Now Scott has aligned himself with a half-dozen other Republican governors who have chosen pragmatism over ideological purity in accepting the Medicaid expansion. They include governors such as Jan Brewer of Arizona, John Kasich of Ohio and Susana Martinez of New Mexico. Those are hardly wild-eyed liberals. On the other side are the extremists who remain glued to the Republican fringe such as Texas Gov. Rick Perry, South Carolina Gov. Nikki Haley and Louisana Gov. Bobby Jindal. They are not the future of the Republican Party, and Scott recognizes that Floridians expect a more commonsense approach.

There should be no gloating or partisan sniping about the governor's qualified support of Medicaid expansion from Democrats, which would be counterproductive. The goal is to get the expansion approved by the Legislature, and that will take more work by the governor and lawmakers from both parties to convince Republican leaders it is the responsible approach.
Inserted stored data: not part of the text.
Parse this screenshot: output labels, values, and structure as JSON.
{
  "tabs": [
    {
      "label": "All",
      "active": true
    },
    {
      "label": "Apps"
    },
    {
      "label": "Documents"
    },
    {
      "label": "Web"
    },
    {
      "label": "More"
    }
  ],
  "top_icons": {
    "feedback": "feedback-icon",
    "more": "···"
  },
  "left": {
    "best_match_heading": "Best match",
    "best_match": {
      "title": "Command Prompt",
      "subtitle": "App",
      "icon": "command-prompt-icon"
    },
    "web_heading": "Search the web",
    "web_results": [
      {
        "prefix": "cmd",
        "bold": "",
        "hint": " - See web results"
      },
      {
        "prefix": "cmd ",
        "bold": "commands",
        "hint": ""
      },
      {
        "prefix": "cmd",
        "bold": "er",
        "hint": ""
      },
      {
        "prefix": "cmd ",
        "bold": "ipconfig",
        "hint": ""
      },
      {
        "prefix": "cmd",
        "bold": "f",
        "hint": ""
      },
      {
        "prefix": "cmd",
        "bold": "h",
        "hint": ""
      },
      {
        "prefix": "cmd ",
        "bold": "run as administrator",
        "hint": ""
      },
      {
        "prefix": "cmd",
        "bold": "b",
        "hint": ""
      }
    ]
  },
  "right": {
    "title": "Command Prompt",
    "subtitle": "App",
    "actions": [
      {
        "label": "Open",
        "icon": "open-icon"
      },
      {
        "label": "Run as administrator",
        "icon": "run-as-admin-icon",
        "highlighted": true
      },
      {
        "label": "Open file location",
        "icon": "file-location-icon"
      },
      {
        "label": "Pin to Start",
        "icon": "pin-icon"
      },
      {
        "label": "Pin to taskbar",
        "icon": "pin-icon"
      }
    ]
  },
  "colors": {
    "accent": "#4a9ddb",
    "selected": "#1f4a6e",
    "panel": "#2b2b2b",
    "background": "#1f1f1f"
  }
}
House Speaker Will Weatherford, R-Wesley Chapel, and other Republican House leaders remain particularly skeptical, and they have to be persuaded that it would be irresponsible to leave billions of federal dollars on the table and more than a million Floridians uninsured.

Scott embraced the Medicaid expansion after getting what he wanted from Washington, and he still would require state lawmakers to reapprove the expansion after three years. Even with those caveats, the governor will take some heat from the conservative wing of his party that got him elected. But he pleased the moderate middle of the electorate he will need to get re-elected by taking the most positive, forward-looking step of his administration.